From: James Y Knight <foom@fuhm.net>
Subject: Re: writev data loss bug in (at least) 2.6.31 and 2.6.32pre8 x86-64
Date: Wed, 2 Dec 2009 16:24:01 -0500
Message-ID: <A352FA76-1107-42CF-95D3-FE97D71EF7D9@fuhm.net>
References: <1F5364AE-321E-44E9-8B0D-B8E17597A0DA@fuhm.net> <907888CC-F4B2-448F-8F48-B96A566D323B@fuhm.net> <1259667765.9614.19.camel@marge.simson.net> <20091201143558.GB12730@quack.suse.cz> <20091201160324.GA25873@quack.suse.cz>
Mime-Version: 1.0 (Apple Message framework v1077)
Content-Type: text/plain; charset=us-ascii
Content-Transfer-Encoding: 8BIT
Cc: Mike Galbraith <gleep@gmx.de>, LKML <linux-kernel@vger.kernel.org>,
	linux-ext4@vger.kernel.org, npiggin@suse.de
To: Jan Kara <jack@suse.cz>
Return-path: <linux-kernel-owner+glk-linux-kernel-3=40m.gmane.org-S1754572AbZLBVYI@vger.kernel.org>
In-Reply-To: <20091201160324.GA25873@quack.suse.cz>
Sender: linux-kernel-owner@vger.kernel.org
List-Id: linux-ext4.vger.kernel.org

On Dec 1, 2009, at 11:03 AM, Jan Kara wrote:
> On Tue 01-12-09 15:35:59, Jan Kara wrote:
>> On Tue 01-12-09 12:42:45, Mike Galbraith wrote:
>>> I bisected it this morning.  Bisected cleanly to...
>>> 
>>> 9eaaa2d5759837402ec5eee13b2a97921808c3eb is the first bad commit
>>  OK, I've debugged it.
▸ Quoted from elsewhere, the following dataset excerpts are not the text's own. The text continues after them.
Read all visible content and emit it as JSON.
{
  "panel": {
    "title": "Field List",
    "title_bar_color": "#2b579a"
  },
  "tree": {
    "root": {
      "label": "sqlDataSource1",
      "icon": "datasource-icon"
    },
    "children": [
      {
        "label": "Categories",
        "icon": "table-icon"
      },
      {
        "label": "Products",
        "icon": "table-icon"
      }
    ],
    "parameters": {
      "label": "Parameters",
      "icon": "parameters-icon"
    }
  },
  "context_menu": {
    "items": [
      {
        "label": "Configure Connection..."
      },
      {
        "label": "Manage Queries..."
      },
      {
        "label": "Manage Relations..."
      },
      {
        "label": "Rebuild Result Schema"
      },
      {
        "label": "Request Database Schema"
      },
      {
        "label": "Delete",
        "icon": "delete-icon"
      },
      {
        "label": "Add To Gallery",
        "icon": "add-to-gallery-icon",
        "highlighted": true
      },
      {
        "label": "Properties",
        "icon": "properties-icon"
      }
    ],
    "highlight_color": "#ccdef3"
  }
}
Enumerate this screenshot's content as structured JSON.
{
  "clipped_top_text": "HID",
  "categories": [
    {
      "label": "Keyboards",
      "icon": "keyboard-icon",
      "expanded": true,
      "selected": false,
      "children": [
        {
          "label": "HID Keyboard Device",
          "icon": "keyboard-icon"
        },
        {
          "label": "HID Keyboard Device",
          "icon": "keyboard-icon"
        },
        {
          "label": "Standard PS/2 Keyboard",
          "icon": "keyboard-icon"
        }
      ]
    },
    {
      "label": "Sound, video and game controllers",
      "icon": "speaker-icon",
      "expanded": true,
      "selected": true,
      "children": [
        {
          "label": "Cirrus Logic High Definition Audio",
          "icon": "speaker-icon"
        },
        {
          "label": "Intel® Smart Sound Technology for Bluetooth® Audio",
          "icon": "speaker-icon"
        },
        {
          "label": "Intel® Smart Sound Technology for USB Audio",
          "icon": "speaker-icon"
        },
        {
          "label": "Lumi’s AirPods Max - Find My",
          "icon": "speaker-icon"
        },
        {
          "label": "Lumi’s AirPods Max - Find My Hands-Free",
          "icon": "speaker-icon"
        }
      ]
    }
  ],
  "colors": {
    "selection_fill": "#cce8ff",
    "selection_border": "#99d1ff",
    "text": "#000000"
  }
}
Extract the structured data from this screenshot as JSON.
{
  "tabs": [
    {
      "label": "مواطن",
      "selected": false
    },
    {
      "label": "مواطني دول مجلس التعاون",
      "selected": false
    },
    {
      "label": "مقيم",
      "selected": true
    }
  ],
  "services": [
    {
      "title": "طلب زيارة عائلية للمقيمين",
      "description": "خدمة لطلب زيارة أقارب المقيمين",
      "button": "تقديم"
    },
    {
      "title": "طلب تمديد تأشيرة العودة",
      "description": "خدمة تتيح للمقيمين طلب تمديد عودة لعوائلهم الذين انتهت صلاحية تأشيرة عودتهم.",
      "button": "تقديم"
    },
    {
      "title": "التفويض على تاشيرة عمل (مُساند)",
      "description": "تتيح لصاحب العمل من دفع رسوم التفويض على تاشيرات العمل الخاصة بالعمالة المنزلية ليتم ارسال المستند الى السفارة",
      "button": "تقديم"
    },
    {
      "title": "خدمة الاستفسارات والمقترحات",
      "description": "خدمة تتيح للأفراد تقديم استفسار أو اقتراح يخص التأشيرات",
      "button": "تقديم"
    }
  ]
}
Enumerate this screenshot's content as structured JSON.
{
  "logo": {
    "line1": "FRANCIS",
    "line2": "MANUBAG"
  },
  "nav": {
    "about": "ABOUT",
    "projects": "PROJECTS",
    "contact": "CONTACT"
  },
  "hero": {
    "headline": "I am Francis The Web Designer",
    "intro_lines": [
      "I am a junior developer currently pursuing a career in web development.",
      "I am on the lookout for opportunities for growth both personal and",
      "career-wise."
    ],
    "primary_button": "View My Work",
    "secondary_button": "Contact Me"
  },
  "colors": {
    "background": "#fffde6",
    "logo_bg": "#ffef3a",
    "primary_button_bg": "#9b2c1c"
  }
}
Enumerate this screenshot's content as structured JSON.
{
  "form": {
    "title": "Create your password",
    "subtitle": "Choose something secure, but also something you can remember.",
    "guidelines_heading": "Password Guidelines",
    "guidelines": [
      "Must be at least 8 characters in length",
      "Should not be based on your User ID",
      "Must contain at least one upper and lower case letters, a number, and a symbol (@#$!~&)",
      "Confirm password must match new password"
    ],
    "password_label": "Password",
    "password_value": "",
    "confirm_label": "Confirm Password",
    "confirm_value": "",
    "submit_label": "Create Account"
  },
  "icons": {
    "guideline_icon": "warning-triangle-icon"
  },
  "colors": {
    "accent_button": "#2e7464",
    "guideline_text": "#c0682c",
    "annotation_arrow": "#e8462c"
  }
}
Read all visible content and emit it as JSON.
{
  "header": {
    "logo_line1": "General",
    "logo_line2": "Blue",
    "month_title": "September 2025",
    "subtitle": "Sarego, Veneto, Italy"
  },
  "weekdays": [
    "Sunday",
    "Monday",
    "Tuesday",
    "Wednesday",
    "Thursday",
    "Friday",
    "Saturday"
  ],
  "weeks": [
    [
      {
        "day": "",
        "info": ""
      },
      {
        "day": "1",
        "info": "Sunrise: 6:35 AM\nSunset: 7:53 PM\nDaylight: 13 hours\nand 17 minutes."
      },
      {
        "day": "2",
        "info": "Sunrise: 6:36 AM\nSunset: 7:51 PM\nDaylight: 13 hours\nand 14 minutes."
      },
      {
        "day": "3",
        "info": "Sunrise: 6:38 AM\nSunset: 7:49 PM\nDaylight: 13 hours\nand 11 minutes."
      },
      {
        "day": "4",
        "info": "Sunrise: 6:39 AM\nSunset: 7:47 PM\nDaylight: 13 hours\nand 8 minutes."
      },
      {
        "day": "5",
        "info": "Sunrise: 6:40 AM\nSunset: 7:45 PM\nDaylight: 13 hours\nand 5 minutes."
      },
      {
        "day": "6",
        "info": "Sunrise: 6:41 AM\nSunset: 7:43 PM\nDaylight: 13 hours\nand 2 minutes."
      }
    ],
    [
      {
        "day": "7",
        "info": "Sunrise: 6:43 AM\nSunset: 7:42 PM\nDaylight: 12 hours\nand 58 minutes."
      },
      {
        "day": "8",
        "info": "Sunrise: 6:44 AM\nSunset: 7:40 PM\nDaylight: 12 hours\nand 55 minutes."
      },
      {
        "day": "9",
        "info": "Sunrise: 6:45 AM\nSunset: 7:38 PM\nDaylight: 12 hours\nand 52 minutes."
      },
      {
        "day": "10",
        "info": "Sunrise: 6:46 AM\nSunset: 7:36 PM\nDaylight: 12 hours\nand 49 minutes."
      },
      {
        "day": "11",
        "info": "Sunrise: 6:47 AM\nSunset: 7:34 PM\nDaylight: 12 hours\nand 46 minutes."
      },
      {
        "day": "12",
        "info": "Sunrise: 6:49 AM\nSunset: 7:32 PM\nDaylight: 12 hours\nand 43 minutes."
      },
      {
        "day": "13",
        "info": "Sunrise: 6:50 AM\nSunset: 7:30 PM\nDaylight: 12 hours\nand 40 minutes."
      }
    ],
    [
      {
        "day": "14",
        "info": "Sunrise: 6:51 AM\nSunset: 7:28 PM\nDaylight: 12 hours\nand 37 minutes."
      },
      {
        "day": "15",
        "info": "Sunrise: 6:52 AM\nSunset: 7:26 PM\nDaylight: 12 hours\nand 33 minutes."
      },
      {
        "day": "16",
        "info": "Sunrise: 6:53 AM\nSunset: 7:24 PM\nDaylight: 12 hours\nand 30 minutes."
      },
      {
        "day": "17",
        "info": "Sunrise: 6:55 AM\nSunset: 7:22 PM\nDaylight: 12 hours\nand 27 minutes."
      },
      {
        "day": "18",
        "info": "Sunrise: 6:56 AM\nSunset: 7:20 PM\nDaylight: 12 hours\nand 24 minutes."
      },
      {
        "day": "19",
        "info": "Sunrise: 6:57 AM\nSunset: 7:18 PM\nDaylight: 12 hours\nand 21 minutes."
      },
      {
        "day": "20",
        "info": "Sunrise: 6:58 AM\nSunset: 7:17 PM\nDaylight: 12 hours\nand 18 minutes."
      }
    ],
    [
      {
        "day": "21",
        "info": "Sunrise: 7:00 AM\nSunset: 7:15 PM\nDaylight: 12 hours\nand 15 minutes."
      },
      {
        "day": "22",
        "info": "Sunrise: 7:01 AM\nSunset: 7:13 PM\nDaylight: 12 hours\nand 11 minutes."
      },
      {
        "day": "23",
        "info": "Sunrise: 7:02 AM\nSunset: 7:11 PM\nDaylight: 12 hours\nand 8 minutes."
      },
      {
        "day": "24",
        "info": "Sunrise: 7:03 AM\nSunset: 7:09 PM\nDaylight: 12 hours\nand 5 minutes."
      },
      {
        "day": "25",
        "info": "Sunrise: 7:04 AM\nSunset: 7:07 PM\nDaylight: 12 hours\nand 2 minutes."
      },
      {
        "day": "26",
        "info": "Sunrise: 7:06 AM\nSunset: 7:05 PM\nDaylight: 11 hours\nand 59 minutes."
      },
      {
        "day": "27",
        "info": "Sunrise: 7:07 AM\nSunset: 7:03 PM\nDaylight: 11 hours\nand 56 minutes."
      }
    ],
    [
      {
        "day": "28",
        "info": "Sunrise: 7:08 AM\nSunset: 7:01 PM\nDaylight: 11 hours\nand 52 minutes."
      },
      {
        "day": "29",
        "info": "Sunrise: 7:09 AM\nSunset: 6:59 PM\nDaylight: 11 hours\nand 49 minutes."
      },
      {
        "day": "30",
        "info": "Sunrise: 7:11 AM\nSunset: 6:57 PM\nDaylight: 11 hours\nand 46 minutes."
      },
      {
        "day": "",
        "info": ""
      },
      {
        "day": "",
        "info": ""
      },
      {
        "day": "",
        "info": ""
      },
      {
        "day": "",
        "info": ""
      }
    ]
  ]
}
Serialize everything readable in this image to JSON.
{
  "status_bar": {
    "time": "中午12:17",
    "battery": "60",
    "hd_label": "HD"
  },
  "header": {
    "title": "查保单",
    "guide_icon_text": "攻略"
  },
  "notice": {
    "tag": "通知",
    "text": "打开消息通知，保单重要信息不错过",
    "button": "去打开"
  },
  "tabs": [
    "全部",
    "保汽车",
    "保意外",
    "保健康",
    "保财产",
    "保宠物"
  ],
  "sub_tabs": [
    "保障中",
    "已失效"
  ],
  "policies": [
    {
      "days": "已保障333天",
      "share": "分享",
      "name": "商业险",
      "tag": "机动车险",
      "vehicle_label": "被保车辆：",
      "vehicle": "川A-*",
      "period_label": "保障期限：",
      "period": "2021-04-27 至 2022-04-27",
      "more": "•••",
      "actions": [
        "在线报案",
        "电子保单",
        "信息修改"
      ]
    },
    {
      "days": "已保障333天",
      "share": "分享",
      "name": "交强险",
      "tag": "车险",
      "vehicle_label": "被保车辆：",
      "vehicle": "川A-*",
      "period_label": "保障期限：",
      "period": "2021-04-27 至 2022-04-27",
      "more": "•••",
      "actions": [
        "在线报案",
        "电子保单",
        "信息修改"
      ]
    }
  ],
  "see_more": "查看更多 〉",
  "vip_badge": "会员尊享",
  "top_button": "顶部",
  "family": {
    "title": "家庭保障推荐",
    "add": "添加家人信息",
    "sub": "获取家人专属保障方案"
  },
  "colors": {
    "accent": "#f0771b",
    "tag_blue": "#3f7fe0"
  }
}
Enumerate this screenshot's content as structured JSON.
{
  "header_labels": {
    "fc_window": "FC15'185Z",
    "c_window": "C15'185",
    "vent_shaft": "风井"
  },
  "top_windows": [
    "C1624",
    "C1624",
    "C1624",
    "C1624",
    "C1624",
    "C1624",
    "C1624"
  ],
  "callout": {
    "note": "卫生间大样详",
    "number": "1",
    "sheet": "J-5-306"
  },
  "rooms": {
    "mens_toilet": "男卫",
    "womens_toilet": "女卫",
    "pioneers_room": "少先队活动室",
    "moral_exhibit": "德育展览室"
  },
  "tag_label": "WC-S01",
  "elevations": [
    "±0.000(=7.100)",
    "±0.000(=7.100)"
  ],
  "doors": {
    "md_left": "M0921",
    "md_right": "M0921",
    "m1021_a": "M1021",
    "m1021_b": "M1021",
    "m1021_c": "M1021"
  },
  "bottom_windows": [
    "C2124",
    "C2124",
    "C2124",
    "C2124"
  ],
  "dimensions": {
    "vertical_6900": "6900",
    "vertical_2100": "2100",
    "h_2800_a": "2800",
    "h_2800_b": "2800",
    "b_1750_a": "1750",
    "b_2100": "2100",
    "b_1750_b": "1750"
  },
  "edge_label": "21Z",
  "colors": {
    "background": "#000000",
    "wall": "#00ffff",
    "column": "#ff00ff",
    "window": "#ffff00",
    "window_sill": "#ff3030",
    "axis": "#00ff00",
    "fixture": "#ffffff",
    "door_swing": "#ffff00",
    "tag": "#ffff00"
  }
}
This commit is really at fault. The problem is
>> following:
>>  When using writev, the page we copy from is not paged in (while when we
>> use ordinary write, it is paged in). This difference might be worth
>> investigation on its own (as it is likely to heavily impact performance of
>> writev) but is irrelevant for us now - we should handle this without data
>> corruption anyway. Because the source page is not available, we pass 0 as
>> the number of copied bytes to write_end and thus ext3_write_end decides to
>> truncate the file to original size. This is perfectly fine. The problem is
>> that we do this by ext3_truncate() which just frees corresponding block but
>> does not unmap buffers. So we leave mapped buffers beyond i_size (they
>> actually never were inside i_size) but the blocks they are mapped to are
>> already free. The write is then retried (after mapping the page),
>> block_write_begin() sees the buffer is mapped (although it is beyond
>> i_size) and thus it does not call ext3_get_block() anymore. So as a result,
>> data is written to a block that is no longer allocated to the file. Bummer
>> - welcome filesystem corruption.
>>  Ext4 also has this problem but delayed allocation mitigates the effect to
>> an error in accounting of blocks reserved for delayed allocation and thus
>> under normal circumstances nothing bad happens.
>>  The question is how to solve this in the cleanest way. We can call
>> vmtruncate() instead of ext3_truncate() as we used to do but Nick wants to
>> get rid of that (that's why I originally changed the code to what it is
>> now). So probably we could just manually call truncate_pagecache() instead.
>> Nick, I think your truncate calling sequence patch set needs similar fix
>> for all filesystems as well.
>  The patch below fixes the issue for me...

Thank you! I can confirm that the patch fixes the issue in my real application as well.

James